Diego Barber & Theo Bleckmann : Scarlatti Sonatas

Sunnyside / Xango

L’intersection entre musique baroque et jazz a déjà donné de beaux fruits. Les deux genres partagent des harmonies complexes, une ornementation riche et un goût pour l’improvisation, ce qui explique pourquoi les fondations baroques ont été facilement intégrées au jazz. Toutefois, ce sont surtout Bach et Vivaldi qui ont inspiré le plus les jazzmen dont certains, comme Keith Jarrett, Brad Mehldau, John Lewis avec le Modern Jazz Quartet et Jacques Loussier ont su en magnifier l’héritage. Moins sollicité, Scarlatti est pourtant l’auteur d’un répertoire qui ne comprend pas moins de 555 sonates pour clavier (principalement le clavecin). Si Enrico Pieranunz en avait joué des variations au piano, le guitariste Diego Barber, lui, a préféré revisiter l’œuvre en la transposant pour guitare.

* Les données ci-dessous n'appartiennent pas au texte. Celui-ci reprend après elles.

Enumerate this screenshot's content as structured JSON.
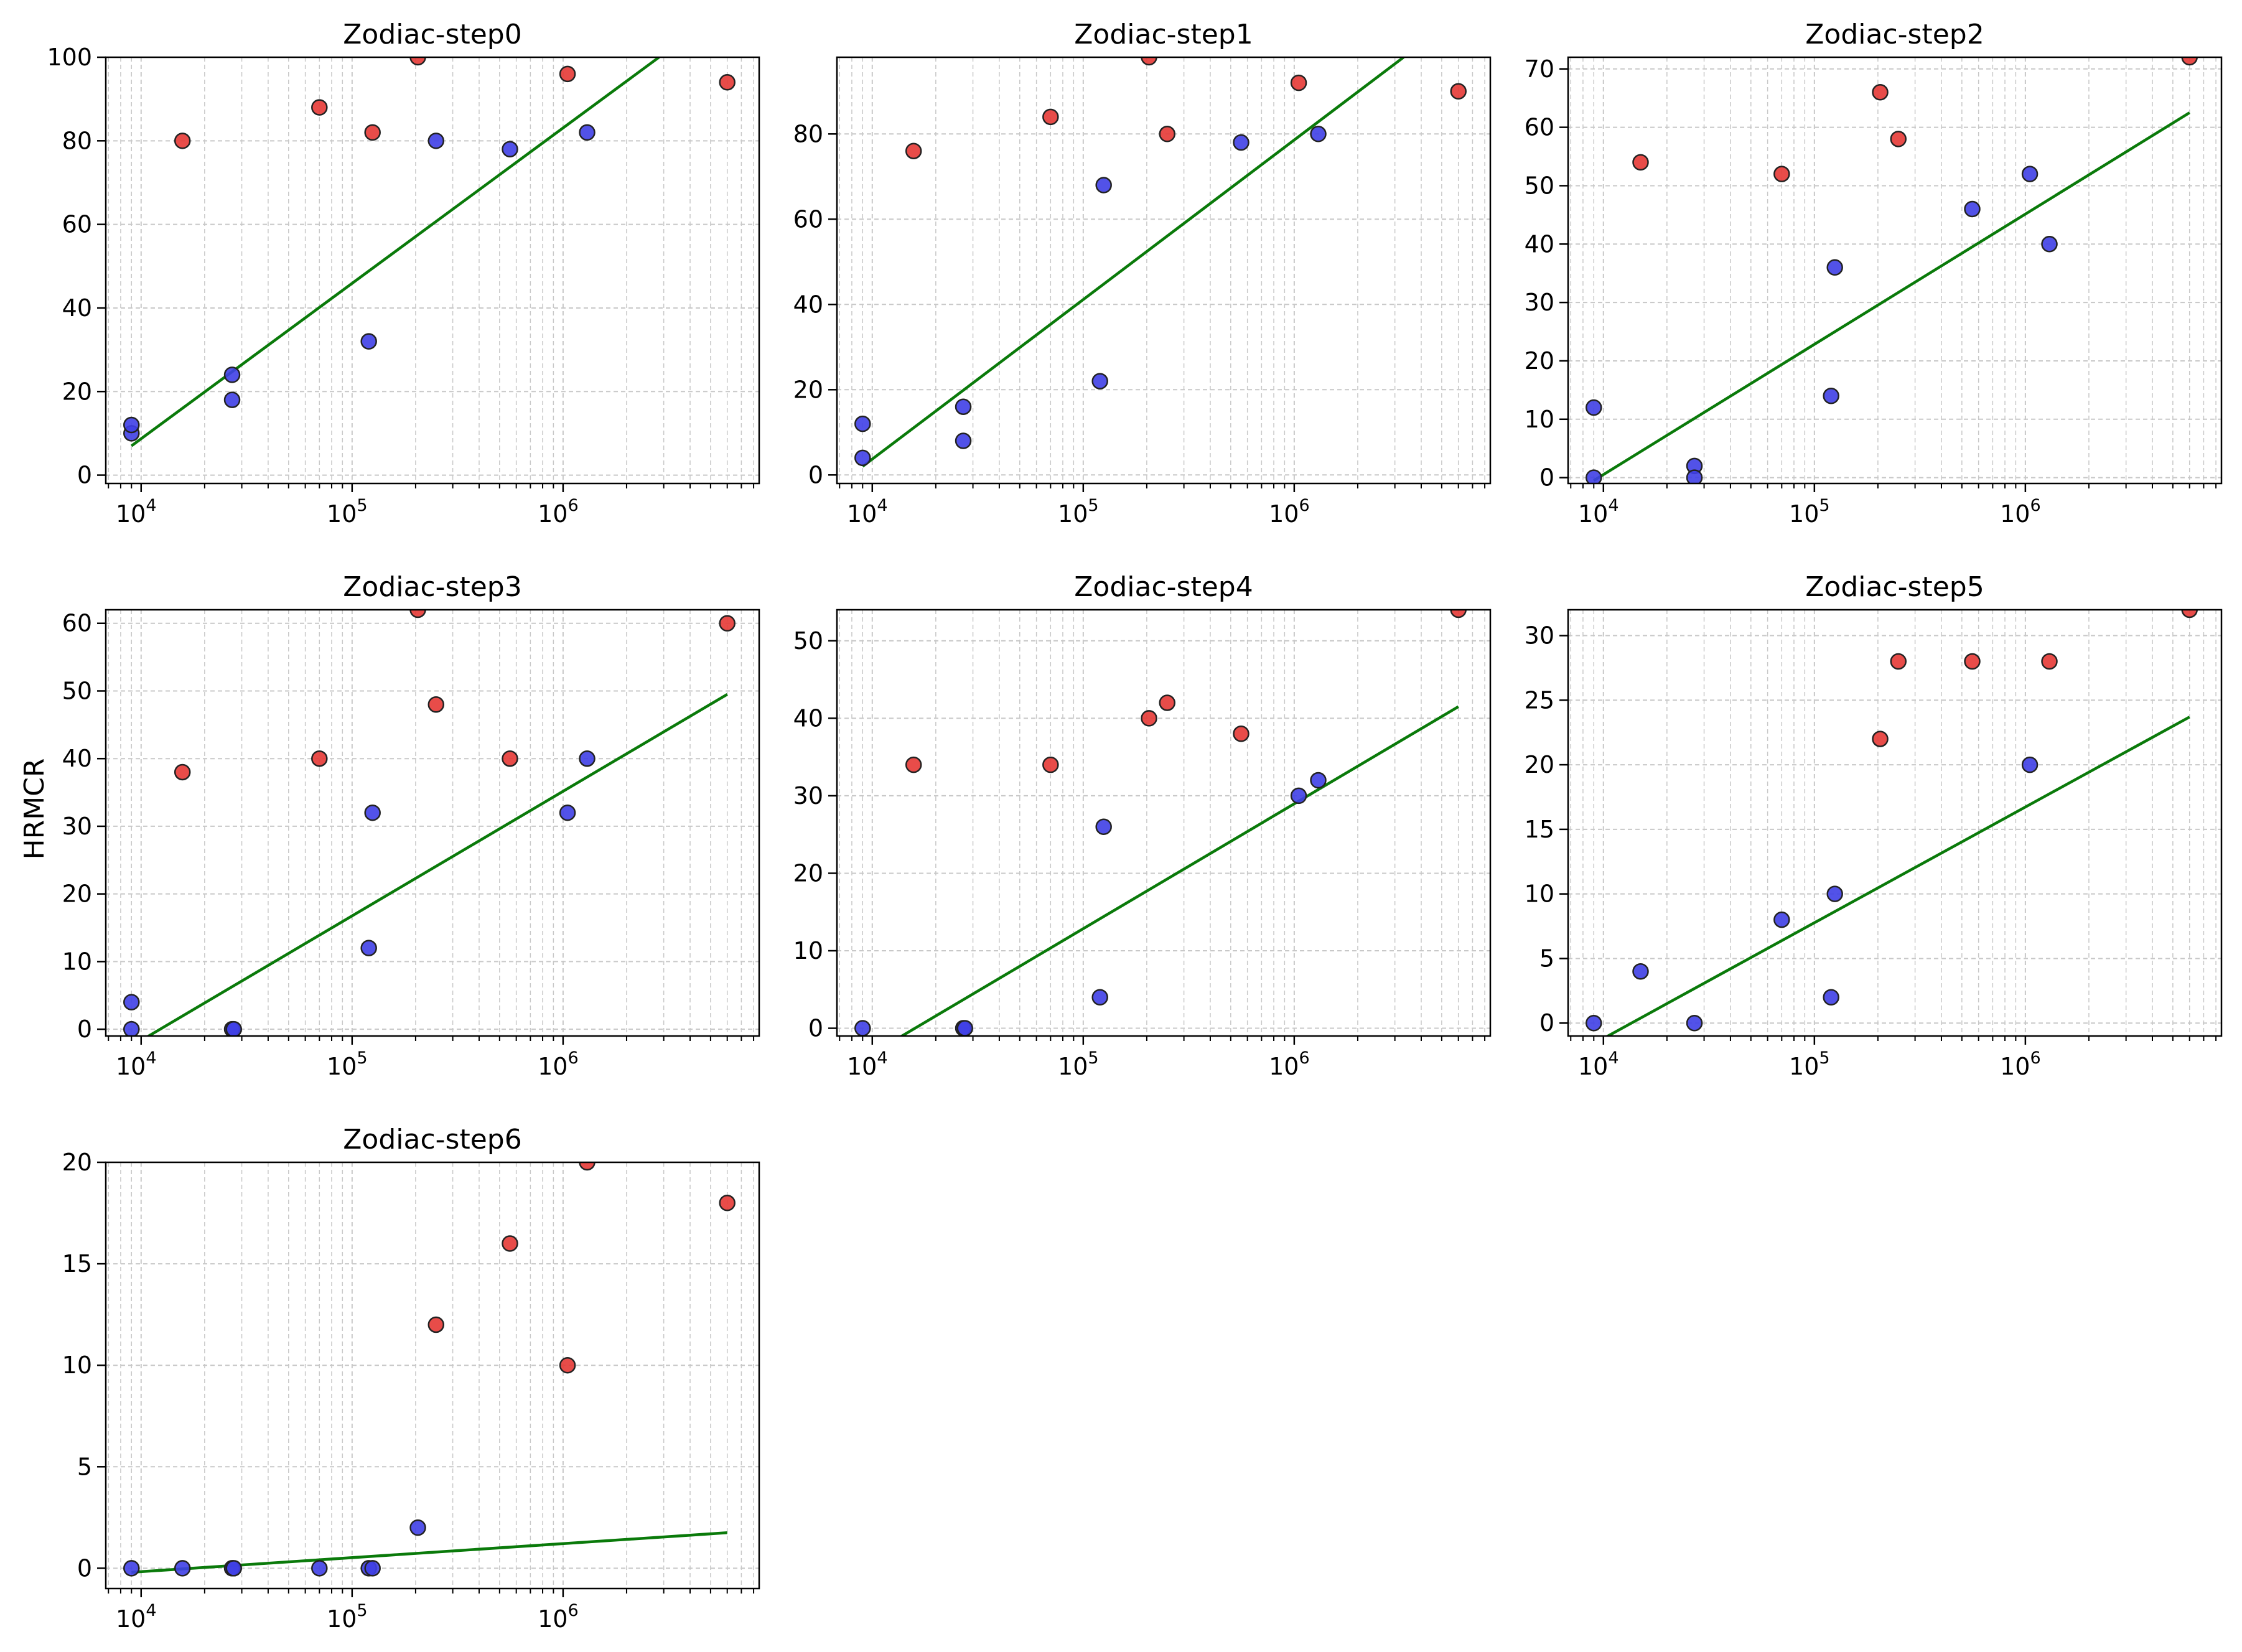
{
  "figure": {
    "ylabel": "HRMCR"
  },
  "colors": {
    "high": "#e53935",
    "low": "#3f3fe6",
    "edge": "#222222",
    "fit": "#0a7a0a",
    "grid": "#c8c8c8",
    "axis": "#000000"
  },
  "x_ticks": [
    {
      "value": 10000,
      "base": "10",
      "exp": "4"
    },
    {
      "value": 100000,
      "base": "10",
      "exp": "5"
    },
    {
      "value": 1000000,
      "base": "10",
      "exp": "6"
    }
  ],
  "chart_data": [
    {
      "type": "scatter",
      "title": "Zodiac-step0",
      "xscale": "log",
      "xlim": [
        6800,
        8500000
      ],
      "ylim": [
        -2,
        100
      ],
      "yticks": [
        0,
        20,
        40,
        60,
        80,
        100
      ],
      "series": [
        {
          "name": "red",
          "points": [
            [
              15700,
              80
            ],
            [
              70000,
              88
            ],
            [
              125000,
              82
            ],
            [
              205000,
              100
            ],
            [
              1050000,
              96
            ],
            [
              6000000,
              94
            ]
          ]
        },
        {
          "name": "blue",
          "points": [
            [
              9000,
              10
            ],
            [
              9000,
              12
            ],
            [
              27000,
              24
            ],
            [
              27000,
              18
            ],
            [
              120000,
              32
            ],
            [
              250000,
              80
            ],
            [
              560000,
              78
            ],
            [
              1300000,
              82
            ]
          ]
        }
      ],
      "fit": {
        "x": [
          9000,
          2850000
        ],
        "y": [
          7,
          100
        ]
      }
    },
    {
      "type": "scatter",
      "title": "Zodiac-step1",
      "xscale": "log",
      "xlim": [
        6800,
        8500000
      ],
      "ylim": [
        -2,
        98
      ],
      "yticks": [
        0,
        20,
        40,
        60,
        80
      ],
      "series": [
        {
          "name": "red",
          "points": [
            [
              15700,
              76
            ],
            [
              70000,
              84
            ],
            [
              205000,
              98
            ],
            [
              250000,
              80
            ],
            [
              1050000,
              92
            ],
            [
              6000000,
              90
            ]
          ]
        },
        {
          "name": "blue",
          "points": [
            [
              9000,
              12
            ],
            [
              9000,
              4
            ],
            [
              27000,
              16
            ],
            [
              27000,
              8
            ],
            [
              120000,
              22
            ],
            [
              125000,
              68
            ],
            [
              560000,
              78
            ],
            [
              1300000,
              80
            ]
          ]
        }
      ],
      "fit": {
        "x": [
          9000,
          3300000
        ],
        "y": [
          2,
          98
        ]
      }
    },
    {
      "type": "scatter",
      "title": "Zodiac-step2",
      "xscale": "log",
      "xlim": [
        6800,
        8500000
      ],
      "ylim": [
        -1,
        72
      ],
      "yticks": [
        0,
        10,
        20,
        30,
        40,
        50,
        60,
        70
      ],
      "series": [
        {
          "name": "red",
          "points": [
            [
              15000,
              54
            ],
            [
              70000,
              52
            ],
            [
              205000,
              66
            ],
            [
              250000,
              58
            ],
            [
              6000000,
              72
            ]
          ]
        },
        {
          "name": "blue",
          "points": [
            [
              9000,
              12
            ],
            [
              9000,
              0
            ],
            [
              27000,
              2
            ],
            [
              27000,
              0
            ],
            [
              120000,
              14
            ],
            [
              125000,
              36
            ],
            [
              560000,
              46
            ],
            [
              1050000,
              52
            ],
            [
              1300000,
              40
            ]
          ]
        }
      ],
      "fit": {
        "x": [
          9000,
          6000000
        ],
        "y": [
          -0.5,
          62.5
        ]
      }
    },
    {
      "type": "scatter",
      "title": "Zodiac-step3",
      "xscale": "log",
      "xlim": [
        6800,
        8500000
      ],
      "ylim": [
        -1,
        62
      ],
      "yticks": [
        0,
        10,
        20,
        30,
        40,
        50,
        60
      ],
      "series": [
        {
          "name": "red",
          "points": [
            [
              15700,
              38
            ],
            [
              70000,
              40
            ],
            [
              205000,
              62
            ],
            [
              250000,
              48
            ],
            [
              560000,
              40
            ],
            [
              6000000,
              60
            ]
          ]
        },
        {
          "name": "blue",
          "points": [
            [
              9000,
              4
            ],
            [
              9000,
              0
            ],
            [
              27000,
              0
            ],
            [
              27500,
              0
            ],
            [
              120000,
              12
            ],
            [
              125000,
              32
            ],
            [
              1050000,
              32
            ],
            [
              1300000,
              40
            ]
          ]
        }
      ],
      "fit": {
        "x": [
          9000,
          6000000
        ],
        "y": [
          -2.5,
          49.5
        ]
      }
    },
    {
      "type": "scatter",
      "title": "Zodiac-step4",
      "xscale": "log",
      "xlim": [
        6800,
        8500000
      ],
      "ylim": [
        -1,
        54
      ],
      "yticks": [
        0,
        10,
        20,
        30,
        40,
        50
      ],
      "series": [
        {
          "name": "red",
          "points": [
            [
              15700,
              34
            ],
            [
              70000,
              34
            ],
            [
              205000,
              40
            ],
            [
              250000,
              42
            ],
            [
              560000,
              38
            ],
            [
              6000000,
              54
            ]
          ]
        },
        {
          "name": "blue",
          "points": [
            [
              9000,
              0
            ],
            [
              27000,
              0
            ],
            [
              27500,
              0
            ],
            [
              120000,
              4
            ],
            [
              125000,
              26
            ],
            [
              1050000,
              30
            ],
            [
              1300000,
              32
            ]
          ]
        }
      ],
      "fit": {
        "x": [
          9000,
          6000000
        ],
        "y": [
          -4,
          41.5
        ]
      }
    },
    {
      "type": "scatter",
      "title": "Zodiac-step5",
      "xscale": "log",
      "xlim": [
        6800,
        8500000
      ],
      "ylim": [
        -1,
        32
      ],
      "yticks": [
        0,
        5,
        10,
        15,
        20,
        25,
        30
      ],
      "series": [
        {
          "name": "red",
          "points": [
            [
              205000,
              22
            ],
            [
              250000,
              28
            ],
            [
              560000,
              28
            ],
            [
              1300000,
              28
            ],
            [
              6000000,
              32
            ]
          ]
        },
        {
          "name": "blue",
          "points": [
            [
              9000,
              0
            ],
            [
              15000,
              4
            ],
            [
              27000,
              0
            ],
            [
              70000,
              8
            ],
            [
              120000,
              2
            ],
            [
              125000,
              10
            ],
            [
              1050000,
              20
            ]
          ]
        }
      ],
      "fit": {
        "x": [
          9000,
          6000000
        ],
        "y": [
          -1.6,
          23.7
        ]
      }
    },
    {
      "type": "scatter",
      "title": "Zodiac-step6",
      "xscale": "log",
      "xlim": [
        6800,
        8500000
      ],
      "ylim": [
        -1,
        20
      ],
      "yticks": [
        0,
        5,
        10,
        15,
        20
      ],
      "series": [
        {
          "name": "red",
          "points": [
            [
              250000,
              12
            ],
            [
              560000,
              16
            ],
            [
              1050000,
              10
            ],
            [
              1300000,
              20
            ],
            [
              6000000,
              18
            ]
          ]
        },
        {
          "name": "blue",
          "points": [
            [
              9000,
              0
            ],
            [
              15700,
              0
            ],
            [
              27000,
              0
            ],
            [
              27500,
              0
            ],
            [
              70000,
              0
            ],
            [
              120000,
              0
            ],
            [
              125000,
              0
            ],
            [
              205000,
              2
            ]
          ]
        }
      ],
      "fit": {
        "x": [
          9000,
          6000000
        ],
        "y": [
          -0.2,
          1.75
        ]
      }
    }
  ]
}
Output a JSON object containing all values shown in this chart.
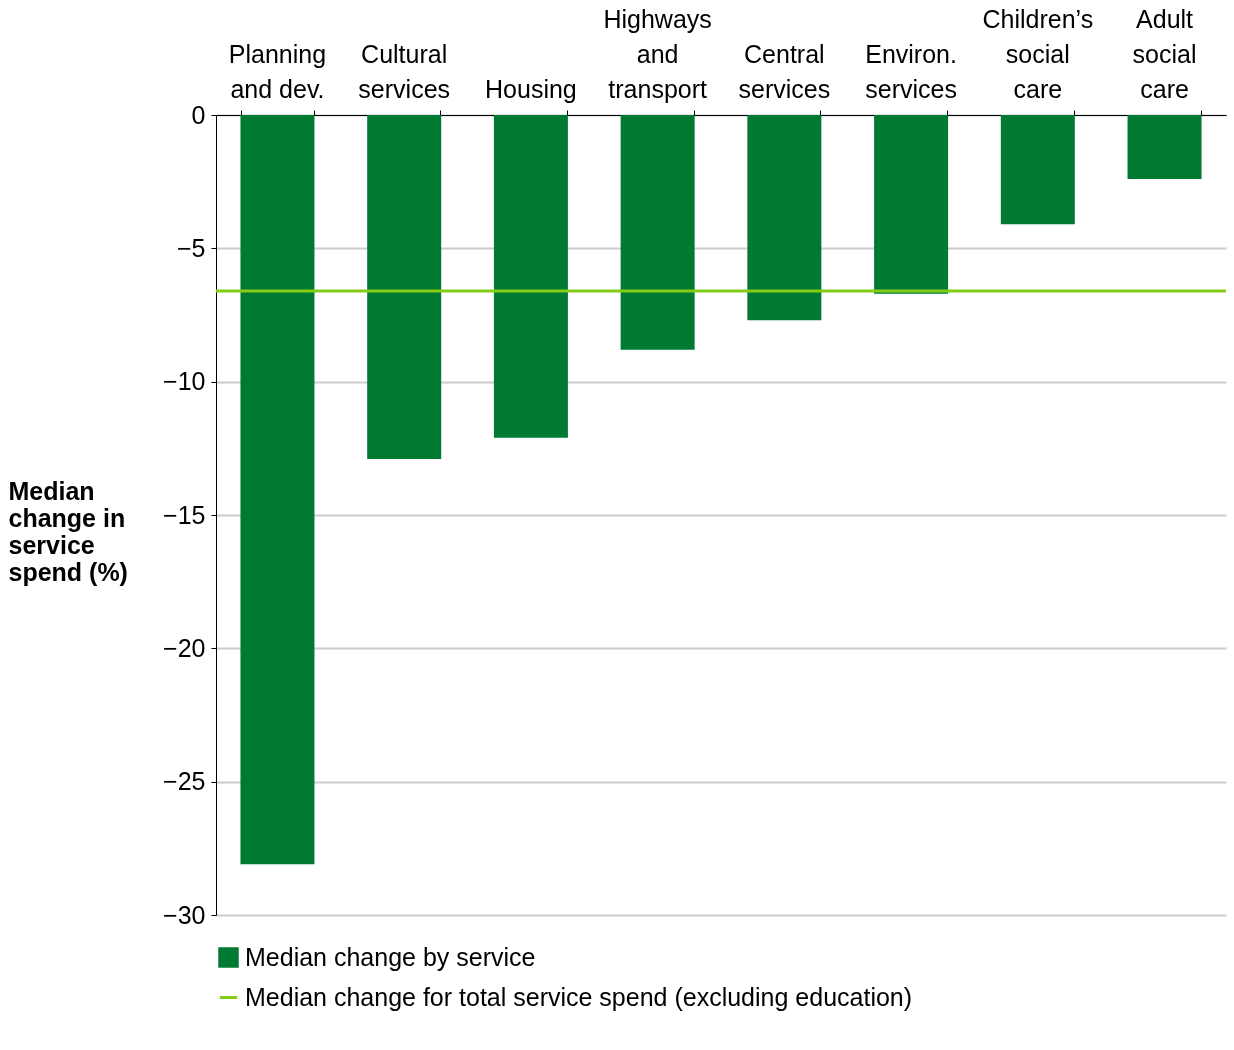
{
  "chart_data": {
    "type": "bar",
    "ylabel": "Median change in service spend (%)",
    "categories": [
      "Planning and dev.",
      "Cultural services",
      "Housing",
      "Highways and transport",
      "Central services",
      "Environ. services",
      "Children’s social care",
      "Adult social care"
    ],
    "series": [
      {
        "name": "Median change by service",
        "color": "#007a33",
        "values": [
          -28.1,
          -12.9,
          -12.1,
          -8.8,
          -7.7,
          -6.7,
          -4.1,
          -2.4
        ]
      }
    ],
    "ylim": [
      -30,
      0
    ],
    "yticks": [
      -30,
      -25,
      -20,
      -15,
      -10,
      -5,
      0
    ],
    "grid": "y",
    "legend": "bottom left",
    "ref_lines": [
      {
        "axis": "y",
        "value": -6.6,
        "label": "Median change for total service spend (excluding education)",
        "color": "#84cc16"
      }
    ]
  }
}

Enregistré dans un studio niché dans un couvent gothique andalou du XIIIe siècle, ce projet reprend quatorze sonates qui couvrent quasiment toute la période d’activité du compositeur, depuis la précoce en « Ré mineur kk.1 » jusqu’à celle mélancolique en « Fa mineur kk.466 » composée durant les dernières années du compositeur. La musique souvent intimiste propose une belle variété de formules mélodiques, certains rythmes brisés et ritournelles irrésistibles évoquant parfois le répertoire populaire de la péninsule ibérique où Scarlatti résida pendant la dernière période de sa vie. Sur cinq morceaux, Diego Barber s’est associé au chanteur Theo Bleckmann qui a souvent été impliqué dans des projets à tendance classique (notamment des lieder de Schuman et Schubert en compagnie du pianiste Uri Caine). Entre complexité et séduction, voici un voyage qui entrelace ces deux aspects sans manière. Les versions de ces sonates paraissent fraîches et l’émotion est constamment présente, mettant bien en évidence, avec une transparence diaphane accentuée par la douceur des cordes, la personnalité trouble ainsi que la nostalgie du Napolitain qui était peut-être liée à son statut d’expatrié. On ne peut en tout cas rester insensible ni à l’engagement de Diego Barber ni à son interprétation personnelle de Domenico Scarlatti.